Die Geschichte der Wand ist auch eine Geschichte von Kontroversen und Beharrlichkeit. Obwohl sie ohne Zustimmung der Behörden begann, erhielt sie breite öffentliche Unterstützung. Prominente Persönlichkeiten wie der Oppositionsführer Keir Starmer besuchten sie und lobten sie als „bemerkenswertes Denkmal“. Der damalige Premierminister Boris Johnson kam ebenfalls, allerdings erst spätabends und ohne die Familien zu treffen, was Kritik hervorrief. Ursprünglich war geplant, die Wand nach einer gewissen Zeit zu entfernen, doch die Hinterbliebenen und Unterstützer kämpfen dafür, sie als dauerhaftes Mahnmal zu erhalten. Im März 2023 empfahl die Commission for Covid Commemoration der Regierung, die Wand zu einem permanenten Denkmal zu machen, und Gespräche mit verschiedenen Institutionen laufen, um dies zu verwirklichen.
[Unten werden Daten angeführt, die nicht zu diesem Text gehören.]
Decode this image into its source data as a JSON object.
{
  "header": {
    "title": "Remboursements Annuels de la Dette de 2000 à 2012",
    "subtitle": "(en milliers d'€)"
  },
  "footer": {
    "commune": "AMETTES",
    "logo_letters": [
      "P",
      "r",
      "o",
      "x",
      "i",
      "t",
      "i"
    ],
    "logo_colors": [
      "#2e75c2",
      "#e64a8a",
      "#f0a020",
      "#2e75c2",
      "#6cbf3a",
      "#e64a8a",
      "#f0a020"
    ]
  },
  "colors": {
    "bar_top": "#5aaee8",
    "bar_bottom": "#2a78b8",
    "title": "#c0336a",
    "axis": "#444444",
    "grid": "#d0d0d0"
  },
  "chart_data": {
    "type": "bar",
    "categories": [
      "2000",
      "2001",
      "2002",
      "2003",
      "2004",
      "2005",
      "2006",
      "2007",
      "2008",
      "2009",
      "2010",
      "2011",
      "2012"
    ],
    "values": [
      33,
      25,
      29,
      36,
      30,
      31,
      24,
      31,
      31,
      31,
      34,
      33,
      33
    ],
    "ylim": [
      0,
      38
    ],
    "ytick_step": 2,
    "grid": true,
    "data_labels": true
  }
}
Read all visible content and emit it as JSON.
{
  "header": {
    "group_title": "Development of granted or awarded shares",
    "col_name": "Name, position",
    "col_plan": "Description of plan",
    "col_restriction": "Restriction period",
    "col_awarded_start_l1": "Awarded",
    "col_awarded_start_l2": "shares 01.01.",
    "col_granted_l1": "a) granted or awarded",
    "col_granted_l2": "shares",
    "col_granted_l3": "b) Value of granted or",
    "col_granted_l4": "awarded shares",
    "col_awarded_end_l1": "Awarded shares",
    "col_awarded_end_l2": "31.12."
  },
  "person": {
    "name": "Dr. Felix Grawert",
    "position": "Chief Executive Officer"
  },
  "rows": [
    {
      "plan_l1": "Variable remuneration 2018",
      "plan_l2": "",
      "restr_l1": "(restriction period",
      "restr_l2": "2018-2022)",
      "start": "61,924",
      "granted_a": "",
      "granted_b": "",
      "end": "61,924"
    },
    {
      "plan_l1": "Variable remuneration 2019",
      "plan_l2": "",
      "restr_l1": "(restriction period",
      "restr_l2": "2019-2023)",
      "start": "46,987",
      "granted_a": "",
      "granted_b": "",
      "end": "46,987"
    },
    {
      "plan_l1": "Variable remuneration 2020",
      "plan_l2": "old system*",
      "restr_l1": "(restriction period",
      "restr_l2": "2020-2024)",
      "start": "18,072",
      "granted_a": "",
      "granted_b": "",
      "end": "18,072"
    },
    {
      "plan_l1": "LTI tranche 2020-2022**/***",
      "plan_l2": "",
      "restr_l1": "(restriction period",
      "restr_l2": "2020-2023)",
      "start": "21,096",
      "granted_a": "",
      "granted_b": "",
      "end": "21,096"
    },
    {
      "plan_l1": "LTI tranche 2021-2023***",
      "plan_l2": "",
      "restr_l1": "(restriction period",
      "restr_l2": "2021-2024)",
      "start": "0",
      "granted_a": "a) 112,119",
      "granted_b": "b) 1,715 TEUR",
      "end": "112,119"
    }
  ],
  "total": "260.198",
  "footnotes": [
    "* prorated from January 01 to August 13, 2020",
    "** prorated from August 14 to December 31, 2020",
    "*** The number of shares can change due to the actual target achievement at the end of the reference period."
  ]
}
Für Besucher ist die Memorial Wall ein bewegendes Erlebnis. Sie liegt in der Nähe des St Thomas’ Hospital, wo ebenfalls eine ältere Plakette an einen früheren Gesundheitsausbruch erinnert, und fügt sich in die historische Bedeutung des Thames Path ein. Die Atmosphäre ist oft still, gelegentlich durchbrochen von leisen Gesprächen oder dem Rascheln der Blumen, die regelmäßig abgelegt werden. Besonders an Gedenktagen wie dem Jahrestag des ersten gemalten Herzens am 29. März oder zu Weihnachten, wenn Kerzen entlang der Wand aufgestellt werden, versammeln sich Menschen, um gemeinsam zu trauern und zu reflektieren.
Die Memorial Wall steht für die kollektive und individuelle Trauer einer Nation und ist ein Zeugnis der grassroots-Bewegung, die sie geschaffen hat. Sie fordert dazu auf, die Pandemie nicht zu vergessen und die Geschichten der Verstorbenen lebendig zu halten. Als Sehenswürdigkeit ist sie einzigartig – kein poliertes Denkmal, sondern ein lebendiges, sich entwickelndes Kunstwerk, das von der Kraft der Gemeinschaft und der Tiefe menschlicher Emotionen geprägt ist. Sie bleibt ein Ort, der sowohl Trost spendet als auch Fragen aufwirft – über Verlust, Verantwortung und die Art und Weise, wie eine Gesellschaft ihre Toten ehrt.